11.07.2019 - 14:25 Uhr
OberviechtachOberpfalz

Eisenbarth-Auftritt bei Rokoko-Festspielen in Ansbach

Eine Ansbacher Traditionsveranstaltung lockt Oberviechtacher Festspieler nach Mittelfranken. Die Akteure freuten sich über eine hervorragende Resonanz als Lohn ihres Engagements.

Das historische Ansbacher Markgrafenpaar (Mitte) hieß die Akteure des Oberviechtacher Eisenbarth-Festspiels im Hofgarten willkommen.
von Georg LangProfil

Nicht nur in Rust in der ARD-Sendung "Immer wieder sonntags" zeigte die Eisenbarth-Stadt am Wochenende eine werbewirksame Präsenz, sondern auch bei den Rokoko-Festspielen in Ansbach. Das Oberviechtacher Festspiel-Ensemble hatte für diese fränkische Traditionsveranstaltung seit langem eine Auftrittsverpflichtung übernommen und konnte deshalb auch nicht das kurzfristige Angebot zum Auftritt in der Sendung von Stefan Mross wahrnehmen.
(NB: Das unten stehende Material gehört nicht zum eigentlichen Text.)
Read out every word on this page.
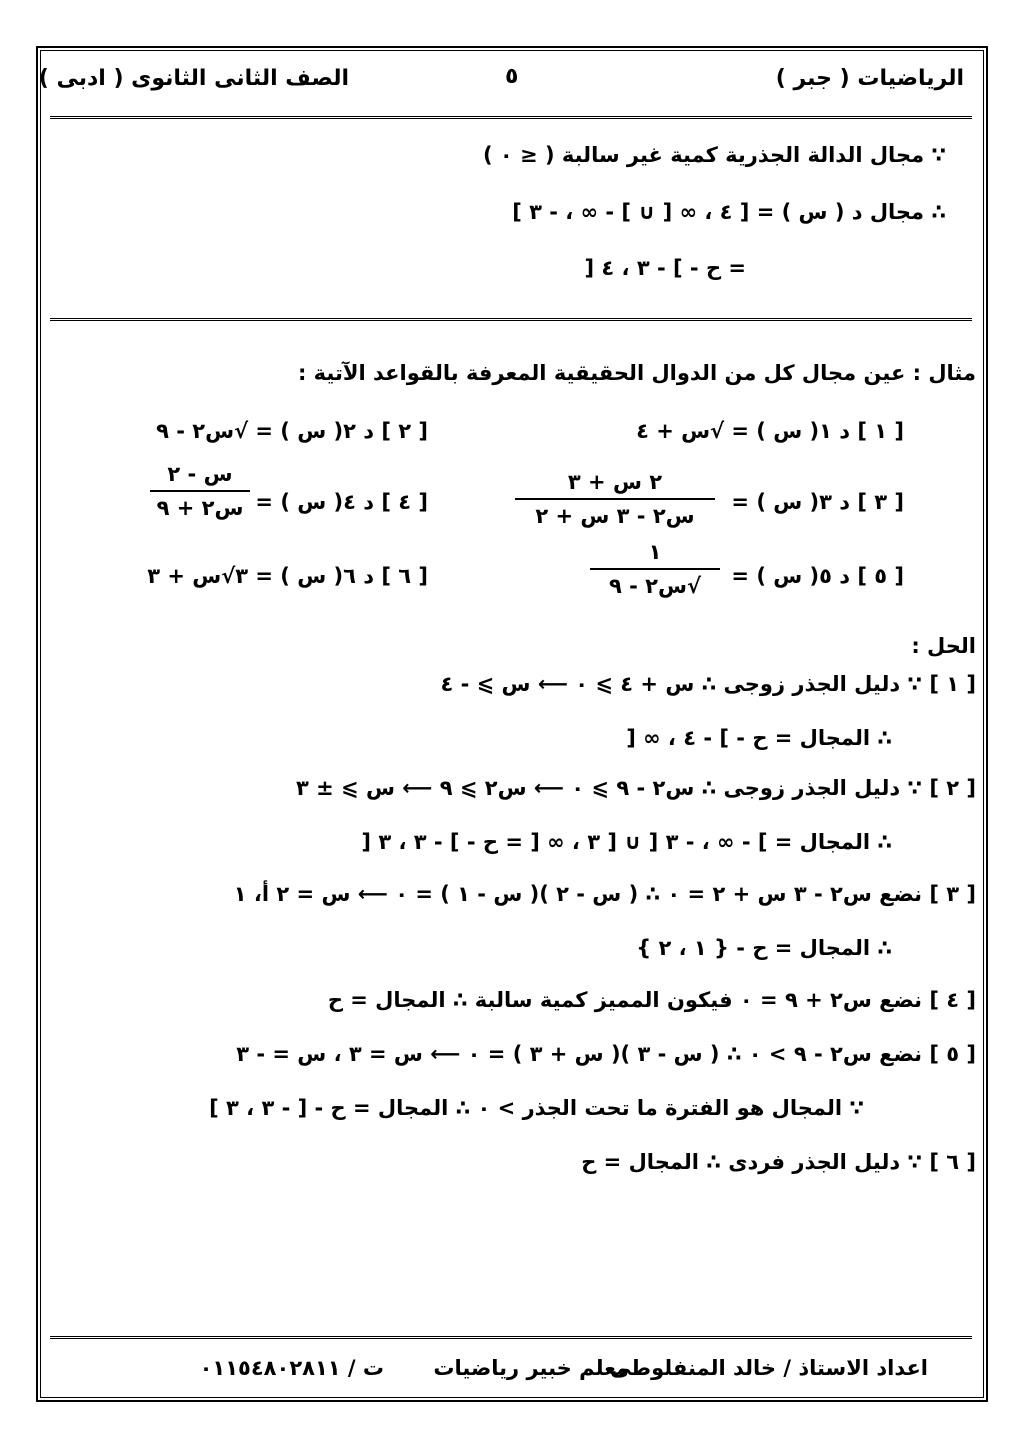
الرياضيات ( جبر )
٥
الصف الثانى الثانوى ( ادبى )
∵ مجال الدالة الجذرية كمية غير سالبة ( ≤ ٠ )
∴ مجال د ( س ) = [ ٤ ، ∞ [ ∪ ] - ∞ ، - ٣ ]
= ح - ] - ٣ ، ٤ [
مثال : عين مجال كل من الدوال الحقيقية المعرفة بالقواعد الآتية :
[ ١ ] د ١( س ) = √س + ٤
[ ٢ ] د ٢( س ) = √س٢ - ٩
[ ٣ ] د ٣( س ) =
٢ س + ٣
س٢ - ٣ س + ٢
[ ٤ ] د ٤( س ) =
س - ٢
س٢ + ٩
[ ٥ ] د ٥( س ) =
١
√س٢ - ٩
[ ٦ ] د ٦( س ) = ٣√س + ٣
الحل :
[ ١ ] ∵ دليل الجذر زوجى ∴ س + ٤ ⩾ ٠ ⟵ س ⩾ - ٤
∴ المجال = ح - ] - ٤ ، ∞ [
[ ٢ ] ∵ دليل الجذر زوجى ∴ س٢ - ٩ ⩾ ٠ ⟵ س٢ ⩾ ٩ ⟵ س ⩾ ± ٣
∴ المجال = ] - ∞ ، - ٣ [ ∪ [ ٣ ، ∞ [ = ح - ] - ٣ ، ٣ [
[ ٣ ] نضع س٢ - ٣ س + ٢ = ٠ ∴ ( س - ٢ )( س - ١ ) = ٠ ⟵ س = ٢ أ، ١
∴ المجال = ح - { ١ ، ٢ }
[ ٤ ] نضع س٢ + ٩ = ٠ فيكون المميز كمية سالبة ∴ المجال = ح
[ ٥ ] نضع س٢ - ٩ > ٠ ∴ ( س - ٣ )( س + ٣ ) = ٠ ⟵ س = ٣ ، س = - ٣
∵ المجال هو الفترة ما تحت الجذر > ٠ ∴ المجال = ح - [ - ٣ ، ٣ ]
[ ٦ ] ∵ دليل الجذر فردى ∴ المجال = ح
اعداد الاستاذ / خالد المنفلوطى
معلم خبير رياضيات
ت / ٠١١٥٤٨٠٢٨١١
Eine Gruppe von 13 Festspielern reiste unter Leitung von Florian Waldherr am Samstagmorgen mit großer Requisite und Kostümausstattung nach Ansbach. Dort lebte das Jahr 1729 wieder auf, als der Markgraf Carl Friedrich Wilhelm die preußische Prinzessin Friederike Louise heiratete. Bei den Auftritten passte das Oberviechtacher Barock-Ensemble hervorragend zum opulent kostümierten Ansbacher Hofstaat.

Ihren ersten Auftritt hatten die Festspieler nach einer kurzen Regenerationsphase bereits am Samstagnachmittag in der Innenstadt, als sich das Puppenspiel mit dem Eisenbarth-Lied zum Besuchermagnet entwickelte. Die Rüschen der Kostüme wurden gerichtet, frisches Makeup aufgetragen und die Perücken arrangiert und dann ging es ab in den Hofgarten, wo sich bei stimmungsvoller Kulisse ein prächtiges Rokoko-Gartenfest bis spät in die Nacht hinein entfaltete. Die Oberviechtacher waren mittendrin bei Musik, Tanz, Gaukeleien, Fechtkunst und einem farbenfrohen Feuerwerk zu den Klängen von Händels Feuerwerksmusik.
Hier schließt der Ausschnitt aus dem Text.